Ia tengah membodohi kami. Aku yakin. Aku harap.

Aku berlutut, mencoba mencari denyut nadi di pergelangan tangannya.

"Rion, bagaimana?"

Bagaimana? Bagaimana aku mengatakannya? Aku tidak tahu. Ini terlalu mengejutkan. Ini terlalu sakit.

"RION!!"

Aku tak bisa mengatakan apapun. Menatap Liac yang tergeletak tak bernafas dan Will yang terus berusaha membangunkannya sudah cukup menyayat hati kecilnya.

"Maaf.."

Aku bergumam pelan. Rasanya sangat sakit.

"Maaf.."

Liac...

"Maaf.."

Kenapa kau tidur ditempat seperti ini?

"Maaf.."

Bukankah kau tidak tahan dengan udara dingin?

"Maaf.."

.
.

Hari berganti minggu, dokter yang menanganinya pun menyerah. Tidak ada yang tahu sebab kematiannya.

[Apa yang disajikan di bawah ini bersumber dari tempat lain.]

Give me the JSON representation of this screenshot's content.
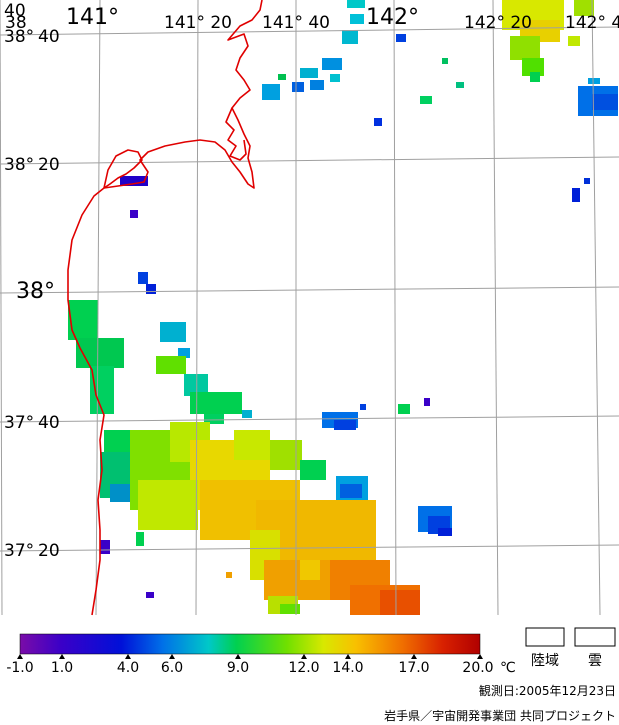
{
  "map": {
    "latitude_labels": [
      {
        "deg": "38°",
        "min": "40",
        "lead": "38"
      },
      {
        "deg": "38°",
        "min": "20"
      },
      {
        "deg": "38°",
        "min": ""
      },
      {
        "deg": "37°",
        "min": "40"
      },
      {
        "deg": "37°",
        "min": "20"
      }
    ],
    "longitude_labels": [
      {
        "text": "40"
      },
      {
        "text": "141°"
      },
      {
        "text": "141° 20"
      },
      {
        "text": "141° 40"
      },
      {
        "text": "142°"
      },
      {
        "text": "142° 20"
      },
      {
        "text": "142° 4"
      }
    ]
  },
  "legend": {
    "unit": "℃",
    "ticks": [
      "-1.0",
      "1.0",
      "4.0",
      "6.0",
      "9.0",
      "12.0",
      "14.0",
      "17.0",
      "20.0"
    ],
    "land_label": "陸域",
    "cloud_label": "雲",
    "gradient_colors": [
      "#7a0ca8",
      "#3a00c8",
      "#0010d8",
      "#0070e8",
      "#00c8c8",
      "#00d050",
      "#70e000",
      "#d8e800",
      "#f8c000",
      "#f07000",
      "#d82000",
      "#b00000"
    ]
  },
  "footer": {
    "observation": "観測日:2005年12月23日",
    "credit": "岩手県／宇宙開発事業団 共同プロジェクト"
  },
  "colors": {
    "coast": "#e00000",
    "grid": "#a0a0a0"
  }
}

Yang mereka tahu, semua tentang Liac, sebelum kematiannya terasa sangat janggal.

Dia menjadi pendiam, sering menyendiri bahkan pergi selama berjam-jam tanpa ada yang mengetahui kemana ia pergi.

Yah, tak apa lah. Lagi pula tak lama lagi aku juga akan mati.

Maaf, Will.

Apa aku harus menceritakan hal ini padanya?

.

Hari itu, aku memutuskan untuk mengunjungi rumah Will. Bermaksud mengambil beberapa barang yang ia pinjam, itu hanya alasan. Aku merindukannya, jujur saja.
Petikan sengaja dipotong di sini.